Рядом с Мануэлем Самаконой сели Бернардито Сюпрату и Амадео Тортоса. Самакона поморщился: ему пришлось отказаться от своей излюбленной позы а-ля мадам Рекамье.

— Нам нужно вернуться назад, — продолжал он, проводя рукой по лбу, — на позицию индивидов, вернуться к Паскалю, к Гете, проникнуться уважением к жизни, сказать вместе с Китсом: «Я творю просто из желания достичь прекрасного и испытать радость, которую это доставляет, даже если каждое утро я сжигаю то, что создал за ночь». Разве не может быть сегодня Кеведо, который занимался бы простым, святым, всеобъемлющим ремеслом человека и творца?

Тортоса кашлянул и взмахнул руками.

— От вас, дорогой Мануэль, ускользает смысл общественного движения. Вы чрезмерно предаетесь ностальгии, издыхаете по потерпевшим крах идеалам. Конечно, и, к несчастью, тут ничего не поделаешь, — прежде чем действовать, надо выработать теорию. Но теория означает рассмотрение, то есть в конечном счете действие. Надо чувствовать боль бедняков, не дающий покоя императив солидарности…

— Конечно, нужно бороться против этого чудовищного мира! Нельзя больше мириться с этой монастырской культурой, раболепствующей перед буржуазией. Культура приобрела украшательский облик, потребительский характер. Надо снова сделать ее незаменимой, священной! Надо, чтобы каждый чувствовал себя Леонардо! Миссия поэта — это миссия глубокого и священного общения, какое достигается в любви.

Сюпрату изрек:

— Безусловно, l’amour est une réalité dans le domaine de l’imagination[11].

Хуан Моралес с веселым блеском в глазах и горделивой ухмылкой распахнул двери таверны.

— Проходи, старуха. Давайте, ребята.

Роза поправила на груди свое ситцевое платье. Дети побежали к свободному столику. Хуан вразвалку прошел через зал. Официант поклонился.

— Проходите, пожалуйста, сеньоры. Вот сюда.

Пепе, Хуанито и Хорхе, уткнувшись подбородками в скатерть, читали засаленное меню, а мать оправляла платье. Хуан сел и принялся играть зубочисткой.

— Хуан, мальчикам пора бы уже спать. Завтра им в школу и…

— Ничего, старуха, сегодня особый день. Ну, ребята, чего вам хочется?

Хуан Моралес почесывал красноватый шрам на лбу, двадцать лет проработать ночным таксистом не фунт изюму, уж я-то знаю. Недаром у меня, можно сказать, свой флаг на лбу.

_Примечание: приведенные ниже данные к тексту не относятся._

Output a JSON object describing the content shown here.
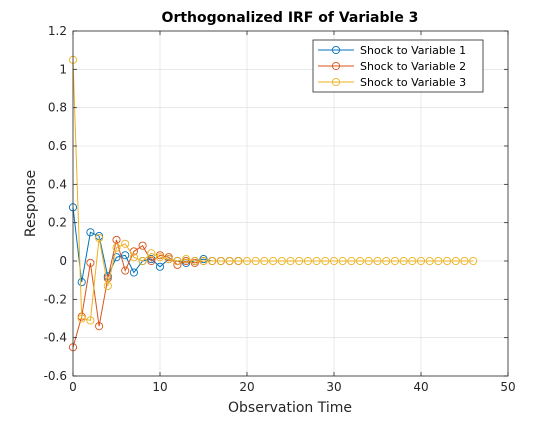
{
  "chart_data": {
    "type": "line",
    "title": "Orthogonalized IRF of Variable 3",
    "xlabel": "Observation Time",
    "ylabel": "Response",
    "xlim": [
      0,
      50
    ],
    "ylim": [
      -0.6,
      1.2
    ],
    "xticks": [
      0,
      10,
      20,
      30,
      40,
      50
    ],
    "yticks": [
      -0.6,
      -0.4,
      -0.2,
      0,
      0.2,
      0.4,
      0.6,
      0.8,
      1,
      1.2
    ],
    "xtick_labels": [
      "0",
      "10",
      "20",
      "30",
      "40",
      "50"
    ],
    "ytick_labels": [
      "-0.6",
      "-0.4",
      "-0.2",
      "0",
      "0.2",
      "0.4",
      "0.6",
      "0.8",
      "1",
      "1.2"
    ],
    "grid": true,
    "legend_position": "top-right",
    "marker": "circle",
    "series": [
      {
        "name": "Shock to Variable 1",
        "color": "#0072BD",
        "x": [
          0,
          1,
          2,
          3,
          4,
          5,
          6,
          7,
          8,
          9,
          10,
          11,
          12,
          13,
          14,
          15,
          16,
          17,
          18,
          19
        ],
        "y": [
          0.28,
          -0.11,
          0.15,
          0.13,
          -0.08,
          0.02,
          0.03,
          -0.06,
          0.0,
          0.01,
          -0.03,
          0.01,
          0.0,
          -0.01,
          0.0,
          0.01,
          0.0,
          0.0,
          0.0,
          0.0
        ]
      },
      {
        "name": "Shock to Variable 2",
        "color": "#D95319",
        "x": [
          0,
          1,
          2,
          3,
          4,
          5,
          6,
          7,
          8,
          9,
          10,
          11,
          12,
          13,
          14,
          15,
          16,
          17,
          18,
          19
        ],
        "y": [
          -0.45,
          -0.29,
          -0.01,
          -0.34,
          -0.09,
          0.11,
          -0.05,
          0.05,
          0.08,
          0.0,
          0.03,
          0.02,
          -0.02,
          0.0,
          -0.01,
          0.0,
          0.0,
          0.0,
          0.0,
          0.0
        ]
      },
      {
        "name": "Shock to Variable 3",
        "color": "#EDB120",
        "x": [
          0,
          1,
          2,
          3,
          4,
          5,
          6,
          7,
          8,
          9,
          10,
          11,
          12,
          13,
          14,
          15,
          16,
          17,
          18,
          19,
          20,
          21,
          22,
          23,
          24,
          25,
          26,
          27,
          28,
          29,
          30,
          31,
          32,
          33,
          34,
          35,
          36,
          37,
          38,
          39,
          40,
          41,
          42,
          43,
          44,
          45,
          46
        ],
        "y": [
          1.05,
          -0.3,
          -0.31,
          0.12,
          -0.13,
          0.07,
          0.09,
          0.02,
          0.0,
          0.04,
          0.02,
          0.01,
          0.0,
          0.01,
          0.0,
          0.0,
          0.0,
          0.0,
          0.0,
          0.0,
          0.0,
          0.0,
          0.0,
          0.0,
          0.0,
          0.0,
          0.0,
          0.0,
          0.0,
          0.0,
          0.0,
          0.0,
          0.0,
          0.0,
          0.0,
          0.0,
          0.0,
          0.0,
          0.0,
          0.0,
          0.0,
          0.0,
          0.0,
          0.0,
          0.0,
          0.0,
          0.0
        ]
      }
    ]
  }
}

Сколько пьяных, сколько сукиных детей: вези их в Аскапоцалько, вези в Буэнос-Айрес в три-четыре утра. И вдруг как трахнут тебя по голове. Или надо вылезать и вытаскивать клиента, а под конец тебе же и ребра пересчитают. И все за двадцать песо в день. Но теперь с этим покончено.

— Ну, надумали?

— Смотри, папа. Вон тем детям несут пирожные. Вот и нам бы.

— Хуан…

— Не беспокойся, старуха. Сегодня особый день.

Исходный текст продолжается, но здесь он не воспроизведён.